Ирина Голаева - Повесть об одинокой птице Страница 27
Ирина Голаева - Повесть об одинокой птице читать онлайн бесплатно
– Не говори ерунды!
– Это не ерунда. Это правда. Неужели ты этого не видишь сам? – воскликнула она.
– А что я должен увидеть? Бога твоего? Рыла этих христосиков в косынках?! Это с ними, что ли, Бог? – вышел из терпения он.
– С ними, – спокойно ответила она. – Я зря поверила тогда тебе. Ты обманул меня.
– Я не обманывал! Я и сейчас могу повторить тебе слово в слово, что говорил тогда. Они – лжецы!
– Не говори так! – воскликнула она. – Никогда больше не говори так! Я один раз поверила тебе – и вот итог, а ведь они меня предупреждали. Но я им не верила. Я верила тебе.
– И правильно делала, что верила. Мне и надо верить.
– Но итог?
– Какой итог?! Ты жива – вот самый главный итог. Ты жива!
– А ребенок?
– Ты даже не видела его. Мы не успели еще привыкнуть к нему. Мы не были с ним. Этого ребенка уже не вернешь, но у нас еще могут быть дети. Мы молоды, мы должны жить! Очнись от сна. Ведь все в руках Божьих.
Когда она услышала это слово, она вздрогнула.
– Бог и ты?! Как это странно. Это невозможно. Ты и Он.
– Возможно!
– А церковь? Разве можно быть с Богом вне церкви?
– А кто эта церковь? Твои баптисты, что ли?
Она опять вздрогнула при упоминании их имени. Он продолжал.

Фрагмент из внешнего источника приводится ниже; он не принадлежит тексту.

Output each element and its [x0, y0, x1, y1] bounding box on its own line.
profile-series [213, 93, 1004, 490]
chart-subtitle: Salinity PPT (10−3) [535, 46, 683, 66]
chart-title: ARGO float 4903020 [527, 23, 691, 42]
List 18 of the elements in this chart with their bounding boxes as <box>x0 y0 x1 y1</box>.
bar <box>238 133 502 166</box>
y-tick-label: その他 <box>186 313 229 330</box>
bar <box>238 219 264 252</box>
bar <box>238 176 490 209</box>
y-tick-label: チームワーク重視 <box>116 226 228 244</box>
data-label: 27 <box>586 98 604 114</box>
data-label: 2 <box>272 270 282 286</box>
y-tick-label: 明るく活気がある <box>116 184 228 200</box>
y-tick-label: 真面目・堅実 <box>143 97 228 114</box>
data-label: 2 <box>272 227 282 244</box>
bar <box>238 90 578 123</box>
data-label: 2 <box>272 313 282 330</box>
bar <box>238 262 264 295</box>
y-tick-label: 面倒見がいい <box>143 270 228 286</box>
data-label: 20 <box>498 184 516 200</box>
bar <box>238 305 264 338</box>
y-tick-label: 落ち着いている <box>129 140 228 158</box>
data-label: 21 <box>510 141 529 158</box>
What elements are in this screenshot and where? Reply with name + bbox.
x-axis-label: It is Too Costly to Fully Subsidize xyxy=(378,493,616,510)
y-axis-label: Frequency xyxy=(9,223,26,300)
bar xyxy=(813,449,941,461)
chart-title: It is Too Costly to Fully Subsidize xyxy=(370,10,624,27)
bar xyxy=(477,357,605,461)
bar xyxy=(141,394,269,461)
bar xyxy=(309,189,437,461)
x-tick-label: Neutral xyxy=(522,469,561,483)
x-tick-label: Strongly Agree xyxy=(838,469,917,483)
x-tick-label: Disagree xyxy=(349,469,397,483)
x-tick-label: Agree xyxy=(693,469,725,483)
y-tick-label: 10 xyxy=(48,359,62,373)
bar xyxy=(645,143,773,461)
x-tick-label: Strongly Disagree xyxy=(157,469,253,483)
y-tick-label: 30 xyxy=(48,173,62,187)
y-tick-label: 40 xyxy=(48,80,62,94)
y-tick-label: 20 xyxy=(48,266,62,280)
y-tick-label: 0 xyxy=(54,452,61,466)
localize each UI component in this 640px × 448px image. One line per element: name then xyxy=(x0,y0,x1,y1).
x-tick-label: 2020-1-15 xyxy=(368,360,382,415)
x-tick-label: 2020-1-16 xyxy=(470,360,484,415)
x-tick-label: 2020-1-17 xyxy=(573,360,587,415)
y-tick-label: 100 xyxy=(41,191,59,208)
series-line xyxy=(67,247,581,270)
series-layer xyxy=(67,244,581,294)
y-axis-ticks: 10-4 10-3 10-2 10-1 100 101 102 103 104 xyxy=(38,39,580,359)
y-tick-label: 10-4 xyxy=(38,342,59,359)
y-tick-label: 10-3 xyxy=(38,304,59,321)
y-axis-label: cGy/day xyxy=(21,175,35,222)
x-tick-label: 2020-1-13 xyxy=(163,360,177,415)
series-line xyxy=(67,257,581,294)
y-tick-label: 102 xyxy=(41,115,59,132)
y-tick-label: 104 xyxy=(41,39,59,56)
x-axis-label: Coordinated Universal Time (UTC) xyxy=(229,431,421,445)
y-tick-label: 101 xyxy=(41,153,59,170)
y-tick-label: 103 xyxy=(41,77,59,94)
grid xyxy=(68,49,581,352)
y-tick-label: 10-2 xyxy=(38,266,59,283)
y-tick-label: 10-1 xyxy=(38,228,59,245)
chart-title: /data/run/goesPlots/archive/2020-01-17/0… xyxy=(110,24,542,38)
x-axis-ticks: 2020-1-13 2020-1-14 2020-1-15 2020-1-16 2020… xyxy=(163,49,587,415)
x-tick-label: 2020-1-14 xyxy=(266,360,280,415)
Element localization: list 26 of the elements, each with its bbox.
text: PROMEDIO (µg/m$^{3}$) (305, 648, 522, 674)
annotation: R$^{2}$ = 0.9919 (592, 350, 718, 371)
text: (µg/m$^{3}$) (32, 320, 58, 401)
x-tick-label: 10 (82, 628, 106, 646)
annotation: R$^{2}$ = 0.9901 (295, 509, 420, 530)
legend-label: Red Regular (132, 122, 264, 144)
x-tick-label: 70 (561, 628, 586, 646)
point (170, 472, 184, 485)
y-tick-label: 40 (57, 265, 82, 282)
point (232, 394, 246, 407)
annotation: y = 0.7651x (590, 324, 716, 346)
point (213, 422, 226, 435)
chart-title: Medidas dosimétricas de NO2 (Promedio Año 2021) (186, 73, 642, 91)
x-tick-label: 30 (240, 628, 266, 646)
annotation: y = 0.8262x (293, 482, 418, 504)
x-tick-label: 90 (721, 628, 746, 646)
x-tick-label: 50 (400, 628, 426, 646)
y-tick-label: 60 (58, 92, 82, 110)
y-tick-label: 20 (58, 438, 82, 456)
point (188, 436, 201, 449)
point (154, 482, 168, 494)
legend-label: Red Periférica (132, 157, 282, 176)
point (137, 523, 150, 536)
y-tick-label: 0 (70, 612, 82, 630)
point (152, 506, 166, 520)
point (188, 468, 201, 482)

– Нет на Земле сейчас этой церкви Божьей. Есть организации, клубы, секты какие-то, но церкви нет! А нет, потому что сами люди давно решили для себя, что они знают Бога. Так веками и продолжают пребывать в этом неведении. В то время как Он далеко-далеко от них. Как можно Бога, который есть Дух, вместить в узость человеческого мышления?! Веками Бог дает людям свидетельства о Себе. А они вперили лбы в книги и не хотят выше букв своих ничего увидеть. Ведь сегодняшние христиане ничем не отличаются от иудеев той поры. Что у тех был Храм, были законы, свидетельства, Писания, то и у этих. Суть-то не поменялась! А поменяться суть должна. Если она остается прежней, то все остается по-старому. Люди не знают Бога, а если Он опять на Земле появится, то точно так же распнут Его. Я когда слышу их самодовольные рассуждения о Боге, то словно вижу, как они кресты для Него сколачивают. Может, и для меня тоже… Ты вот думаешь, что я ничего не понимаю. Что я неверующий. Да я, может, более всех вас верующий, потому что я такой, какой есть. Я не вру и не лукавлю. А вы вот все стараетесь сами себя в одежды чужие облечь, и Бога своего. Только это кукла осталась, а не Бог. Видел однажды, как католики Христу кукольные одежды приставляли, и матери Его. Как новый праздник, так и новое одеяние приставят. Вот вроде и одели Боженьку, вот вроде и сами одеты. Голым-то кому хочется быть? Голому совестно, некрасиво. А я вот хожу между вами голый и не стыжусь. Вы пальцами в меня тычете, а я плевать хотел на всех вас. Тошно мне от вашего пустого благочестия. Думаешь, если они косынку повяжут, то угодней Богу будут? Только косынками, крестами, рясами в Царство Божье не войдешь. Веру нужно иметь. Веру. А веру во что? Во тьму или во свет? Сказано ведь: «Веруйте в Свет и будете детьми Божьими!» А много ли кто в этот свет верует? Не удобнее ли тьме поклониться и быть в полусвете, в полутьме? Вроде не тьма ведь совсем. Но и не свет вовсе. А я так не могу! Мне или свет, или тьма! Я полутонов не приемлю. Нет и не будет для меня третьего варианта. Это для лукавства человеческого третий вариант подходит. Но только лукавство временно эту землю топчет. А как перестанет ее топтать, так за все свои третьи варианты отвечать будет.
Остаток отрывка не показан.